Il avait l'impression d'être redevenu un enfant sans défense, cherchant désespérément un parent auquel se raccrocher, pour se faire rassurer. Mais il était seul et ils avaient des gens à protéger. Qui avait osé le séparer de trois membres de sa famille de coeur ? La question revenait avec force. C'est alors que ses yeux se posèrent sur un objet au sol. Un petit bout de tissu sombre. Un habit qui n'appartenait à aucune autre personne dans la guilde. Ses talents de traqueur revinrent alors et il se rendit compte que malgré le temps passé, une piste se dessinait, claire comme de l'eau de roche. Une piste. Une piste vers le tueur. Une piste vers la vengeance. Il n'en fallait pas plus.
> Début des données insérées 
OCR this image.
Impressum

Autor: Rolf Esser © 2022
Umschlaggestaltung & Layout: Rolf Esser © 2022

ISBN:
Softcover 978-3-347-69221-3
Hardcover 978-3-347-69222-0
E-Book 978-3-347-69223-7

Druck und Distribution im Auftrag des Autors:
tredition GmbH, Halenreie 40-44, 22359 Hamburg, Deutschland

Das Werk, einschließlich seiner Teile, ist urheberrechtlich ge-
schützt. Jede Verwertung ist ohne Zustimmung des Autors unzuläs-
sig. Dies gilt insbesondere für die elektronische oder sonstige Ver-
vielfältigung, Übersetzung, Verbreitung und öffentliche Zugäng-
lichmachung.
" Tu vas payer ! Enfoiré, qui que tu sois, je te tuerais ! "

Il n'en fallut pas plus pour que sa rage ne se concentre vers ce but. Il prévint donc les quatre jeunes et leur donna des conseils pour se protéger si le tueur revenait ou si quelque chose leur arrivait, des chemins dans les bois connus de lui-seul. Il les sentait inquiet mais cela ne serrait pas long, il le savait. Zoro était fort après tout, même contre un adversaire coriace, il pouvait vaincre. De toute façon, l'ennemi ne serait pas du niveau d'Hollow, l'être le plus fort de la Loria après Arceus. Enfourchant sa monture, il partit en trombe dans les bois, suivant la piste que la pluie commençait à effacer. A croire que l'agresseur avait voulu être suivi. En tout cas, s'il croyait vaincre facilement, il allait avoir une surprise. La blessure à l'épaule lançait le gijinka de Zoroark mais il tâchait de ne pas y penser. Pas maintenant, plus tard. Pour le moment, il avait une vengeance à effectuer et il ne comptait pas attendre. Autour de lui, la pluie continuait, un peu moins forte et on aurait dit que la forêt toute entière pleurait.

~ La Loria connaissait une période de calme alors, très passagère. Les événements étaient en mouvement. De nombreuses choses allaient être brisées par la suite et des conflits allaient se déclencher. Après ce moment de calmes où certains pleurèrent les disparus, de nombreux bouleversements allaient survenir. Des faits qui resteront dans les mémoires comme voulu par le grand Arceus en personne. Après la résolution de l'histoire d'Hollow, il est temps de se porter sur la résolution des autres mystères et de partir à la découverte de la vérité. Une vérité qui parfois blessera, fera mal, ouvrira des blessures mais qui n'est que ce que l'histoire des gijinkas à fait d'elle. Cruelle et si réelle.